In December, Chairman Hastings introduced H.Res.854 with Representatives Robert Wexler, Ileana Ros-Lehtinen (R-FL), and Mark S. Kirk (R-IL). (Please find a copy of the resolution HERE)

“The passage of this legislation and the opening of the Holocaust archives is an historic occasion that I hope will help to provide closure on one of the darkest times in history. Opening these archives has been an issue of enormous importance to me and while I am pleased with the outcome, it is unfortunate that it has taken over 62 years to achieve,” said Chairman Hastings. “I thank my colleagues for their support on such an important resolution, which will allow Holocaust survivors and the public at large access to these critically important documents. In our world today, filled with growing international intolerance including anti-Semitism, it could not be more critical for these Holocaust archives to be opened.”

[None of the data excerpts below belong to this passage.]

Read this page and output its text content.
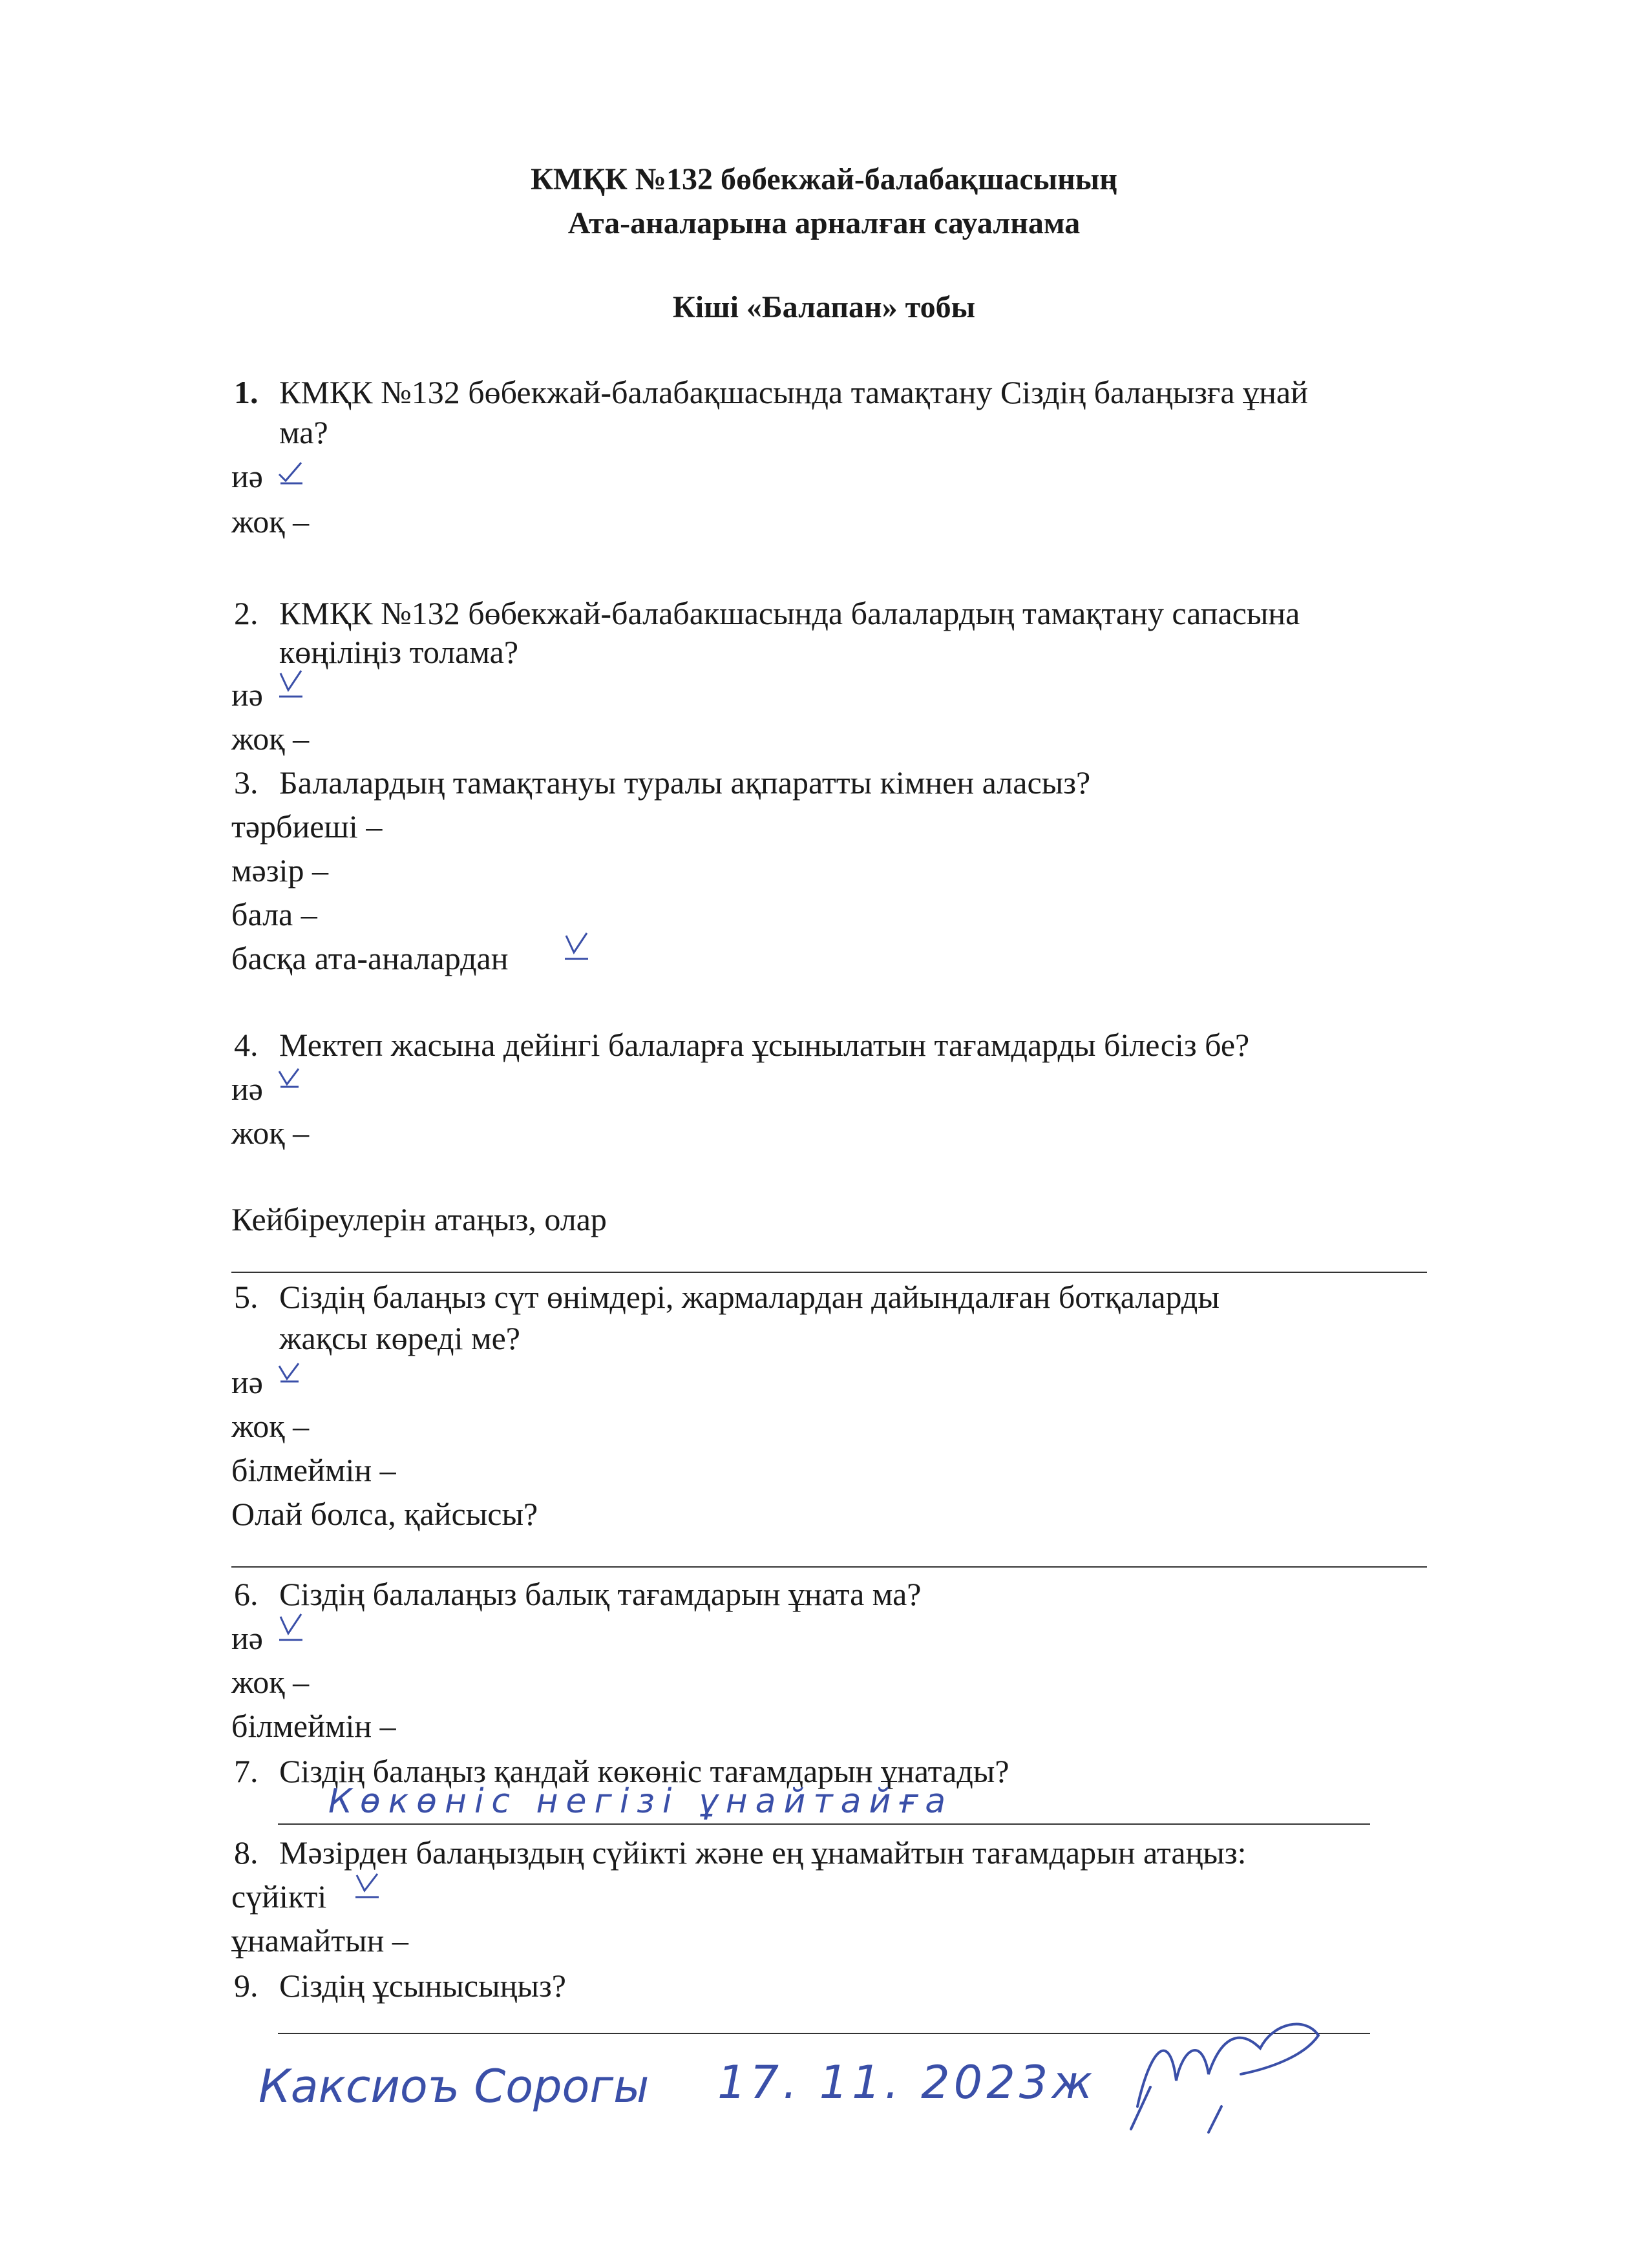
КМҚК №132 бөбекжай-балабақшасының
Ата-аналарына арналған сауалнама
Кіші «Балапан» тобы
1. КМҚК №132 бөбекжай-балабақшасында тамақтану Сіздің балаңызға ұнай
ма?
иә
жоқ –
2. КМҚК №132 бөбекжай-балабакшасында балалардың тамақтану сапасына
көңіліңіз толама?
иә
жоқ –
3. Балалардың тамақтануы туралы ақпаратты кімнен аласыз?
тәрбиеші –
мәзір –
бала –
басқа ата-аналардан
4. Мектеп жасына дейінгі балаларға ұсынылатын тағамдарды білесіз бе?
иә
жоқ –
Кейбіреулерін атаңыз, олар
5. Сіздің балаңыз сүт өнімдері, жармалардан дайындалған ботқаларды
жақсы көреді ме?
иә
жоқ –
білмеймін –
Олай болса, қайсысы?
6. Сіздің балалаңыз балық тағамдарын ұната ма?
иә
жоқ –
білмеймін –
7. Сіздің балаңыз қандай көкөніс тағамдарын ұнатады?
Көкөніс негізі ұнайтайға
8. Мәзірден балаңыздың сүйікті және ең ұнамайтын тағамдарын атаңыз:
сүйікті
ұнамайтын –
9. Сіздің ұсынысыңыз?
Каксиоъ Сорогы 17. 11. 2023ж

“Many Holocaust survivors have died without knowing the details of a family member’s deportation, incarceration, or death,” said Congressman Wexler. “The opening of the Bad Arolsen archives now allows survivors and their heirs to gain access to vital information about their family history. The ability for survivors and their families to access over 50 million documents chronicling the fate of over 17 million Holocaust victims is an important step in bringing closure to this painful chapter of history.” 

The Commission on Security and Cooperation in Europe, also known as the Helsinki Commission, is a U.S. Government agency that monitors progress in the implementation of the provisions of the 1975 Helsinki Accords. The Commission consists of nine members from the United States Senate, nine from the House of Representatives, and one member each from the Departments of State, Defense and Commerce.